On Friday, the state of California filed a lawsuit against many of the largest oil firms in the world, saying the businesses misled the public by minimising the dangers presented by fossil fuels and causing harm in the tens of billions of dollars.
In San Francisco’s superior court, plaintiffs have launched the newest and largest climate change lawsuit against oil, gas, and coal businesses. It proposes setting up a fund to mitigate climate-related catastrophe costs in the state.
The San Ramon, California-based Chevron, along with oil giants Exxon Mobil, Shell, BP, and ConocoPhillips, are also included in the complaint. The American Petroleum Institute, a Washington-based trade organisation representing the petroleum industry, is also named in the lawsuit as a defendant.
Similar lawsuits have been brought in recent years by seven other states and hundreds of municipalities. However, the California action is now one of the largest legal obstacles the fossil fuel sector must overcome.
California is the most populous state in the United States, and its attorney general’s office has brought many high-profile lawsuits that other states have followed. Wildfires, floods, sea-level rise, scorching heat, and even tropical storms have all ravaged California as a result of climate change.
California Attorney General Rob Bonta filed the case on the state’s citizens’ behalf on Friday night.
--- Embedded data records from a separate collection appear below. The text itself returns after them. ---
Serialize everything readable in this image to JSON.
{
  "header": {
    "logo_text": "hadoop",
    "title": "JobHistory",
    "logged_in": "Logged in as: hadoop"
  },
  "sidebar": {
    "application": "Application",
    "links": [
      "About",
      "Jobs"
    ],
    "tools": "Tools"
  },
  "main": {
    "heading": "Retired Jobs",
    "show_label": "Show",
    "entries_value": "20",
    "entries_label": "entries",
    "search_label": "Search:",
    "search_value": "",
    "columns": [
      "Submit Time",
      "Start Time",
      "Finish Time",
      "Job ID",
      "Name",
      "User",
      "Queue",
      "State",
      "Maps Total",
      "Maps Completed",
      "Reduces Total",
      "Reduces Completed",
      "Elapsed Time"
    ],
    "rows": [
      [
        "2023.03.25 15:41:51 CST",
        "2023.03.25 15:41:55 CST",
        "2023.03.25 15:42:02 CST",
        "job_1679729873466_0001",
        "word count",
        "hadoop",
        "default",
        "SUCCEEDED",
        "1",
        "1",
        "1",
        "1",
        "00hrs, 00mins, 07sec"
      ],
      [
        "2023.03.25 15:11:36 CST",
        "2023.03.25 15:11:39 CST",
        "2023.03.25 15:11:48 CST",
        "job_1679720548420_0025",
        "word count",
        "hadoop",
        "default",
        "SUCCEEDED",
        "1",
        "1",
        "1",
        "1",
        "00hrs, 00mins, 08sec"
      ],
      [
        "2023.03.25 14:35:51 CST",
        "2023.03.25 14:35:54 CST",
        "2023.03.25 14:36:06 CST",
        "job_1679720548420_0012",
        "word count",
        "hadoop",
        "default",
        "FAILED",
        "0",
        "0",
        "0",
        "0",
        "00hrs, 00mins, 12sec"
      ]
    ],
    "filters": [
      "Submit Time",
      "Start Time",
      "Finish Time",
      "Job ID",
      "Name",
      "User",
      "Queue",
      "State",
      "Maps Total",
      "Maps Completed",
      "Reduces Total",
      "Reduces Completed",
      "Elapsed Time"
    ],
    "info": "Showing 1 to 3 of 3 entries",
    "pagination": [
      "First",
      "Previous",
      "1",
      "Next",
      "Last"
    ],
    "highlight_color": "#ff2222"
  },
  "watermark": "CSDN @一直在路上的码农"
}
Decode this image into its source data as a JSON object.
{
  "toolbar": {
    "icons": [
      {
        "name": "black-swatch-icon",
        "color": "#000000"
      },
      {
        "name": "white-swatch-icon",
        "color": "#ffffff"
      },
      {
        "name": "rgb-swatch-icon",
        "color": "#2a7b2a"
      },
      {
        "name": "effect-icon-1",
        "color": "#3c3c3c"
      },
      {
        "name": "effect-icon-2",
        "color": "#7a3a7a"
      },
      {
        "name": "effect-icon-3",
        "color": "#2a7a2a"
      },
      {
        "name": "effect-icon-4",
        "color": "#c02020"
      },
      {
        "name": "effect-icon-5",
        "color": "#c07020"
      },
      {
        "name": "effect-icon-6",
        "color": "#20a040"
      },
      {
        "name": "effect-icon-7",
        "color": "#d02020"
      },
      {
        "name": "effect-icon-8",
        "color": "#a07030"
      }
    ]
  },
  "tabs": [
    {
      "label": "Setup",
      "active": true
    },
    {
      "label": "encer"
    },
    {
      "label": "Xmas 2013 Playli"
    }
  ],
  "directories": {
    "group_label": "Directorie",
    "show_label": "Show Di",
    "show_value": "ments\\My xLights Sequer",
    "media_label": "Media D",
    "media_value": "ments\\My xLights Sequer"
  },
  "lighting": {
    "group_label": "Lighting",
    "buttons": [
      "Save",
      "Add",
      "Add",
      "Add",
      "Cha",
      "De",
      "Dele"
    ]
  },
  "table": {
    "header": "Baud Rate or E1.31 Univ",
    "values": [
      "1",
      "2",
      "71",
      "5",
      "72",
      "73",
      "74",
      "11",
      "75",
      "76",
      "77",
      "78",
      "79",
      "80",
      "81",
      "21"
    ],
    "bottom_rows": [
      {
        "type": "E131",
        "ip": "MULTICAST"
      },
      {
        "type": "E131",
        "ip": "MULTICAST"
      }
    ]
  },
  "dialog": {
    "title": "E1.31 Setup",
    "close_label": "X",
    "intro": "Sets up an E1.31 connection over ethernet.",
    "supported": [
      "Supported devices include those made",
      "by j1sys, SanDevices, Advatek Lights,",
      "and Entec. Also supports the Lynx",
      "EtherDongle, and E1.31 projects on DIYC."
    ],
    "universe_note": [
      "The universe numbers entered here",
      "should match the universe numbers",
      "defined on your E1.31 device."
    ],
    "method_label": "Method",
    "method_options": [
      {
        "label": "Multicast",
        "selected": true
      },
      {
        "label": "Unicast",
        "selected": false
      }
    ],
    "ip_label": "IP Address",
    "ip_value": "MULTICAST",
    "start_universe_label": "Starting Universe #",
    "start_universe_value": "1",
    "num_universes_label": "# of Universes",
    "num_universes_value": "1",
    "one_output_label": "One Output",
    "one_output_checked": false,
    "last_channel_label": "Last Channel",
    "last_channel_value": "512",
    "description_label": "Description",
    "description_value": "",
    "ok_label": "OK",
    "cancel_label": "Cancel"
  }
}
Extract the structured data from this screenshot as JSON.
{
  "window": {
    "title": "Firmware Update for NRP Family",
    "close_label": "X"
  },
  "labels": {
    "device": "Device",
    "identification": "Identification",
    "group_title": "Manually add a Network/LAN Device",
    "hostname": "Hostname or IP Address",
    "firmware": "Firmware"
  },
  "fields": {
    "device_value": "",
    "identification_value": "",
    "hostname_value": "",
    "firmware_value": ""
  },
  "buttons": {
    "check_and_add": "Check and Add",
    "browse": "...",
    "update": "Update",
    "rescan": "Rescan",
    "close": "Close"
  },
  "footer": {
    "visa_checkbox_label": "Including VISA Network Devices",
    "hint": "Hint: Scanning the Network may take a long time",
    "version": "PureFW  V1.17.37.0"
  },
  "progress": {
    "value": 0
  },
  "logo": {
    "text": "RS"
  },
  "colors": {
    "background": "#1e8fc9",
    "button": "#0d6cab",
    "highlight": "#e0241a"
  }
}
It asserts that, beginning in the 1950s, the firms and their supporters hid the fact that their goods contributed significantly to global warming from the public by playing down the hazards associated with using fossil fuels. It claims that Exxon, Chevron, and the others have been dishonest about their efforts to reduce emissions in recent years, instead focusing on alternative fuels and bragging about little expenditures in those areas while making record profits from the production of fossil fuels that contribute to global warming.
The state argues in a 135-page lawsuit that corporations and its trade association have known since the 1950s that their emissions will cause catastrophic global warming. They minimised the risks and marketed fossil fuels as safe rather than alerting the public, seeking to limit their emissions, or investing in cleaner technology.
The lawsuit states that the corporations have reneged on their promises to cut emissions and are still engaging in greenwashing by advertising particular varieties of petrol as ecologically benign.
Record high temperatures, drought and water shortages, wildfires, intense storms, floods, agricultural damage, coastline erosion, and biodiversity loss are just some of the impacts of climate change that are documented in the case.
Many of the lawsuits against fossil fuel firms were originally filed in state court, but the businesses attempted to have them transferred to federal court. Experts think municipalities have a greater chance of recovering damages in state court, but the Supreme Court refused to hear an appeal on the topic earlier this year.
Instead, Mr. Bonta is advocating for the establishment of a state-wide fund to support mitigation and adaptation initiatives, as well as disaster recovery. According to the complaint, California has already spent billions of dollars on climate catastrophes and will continue to incur far larger expenditures in the years to come.
Such a financial mechanism has been used before. Several municipalities in California filed suit against lead paint manufacturers for the same reasons. Companies finally settled their decades-long lawsuit for $305 million, with the money going into an abatement fund.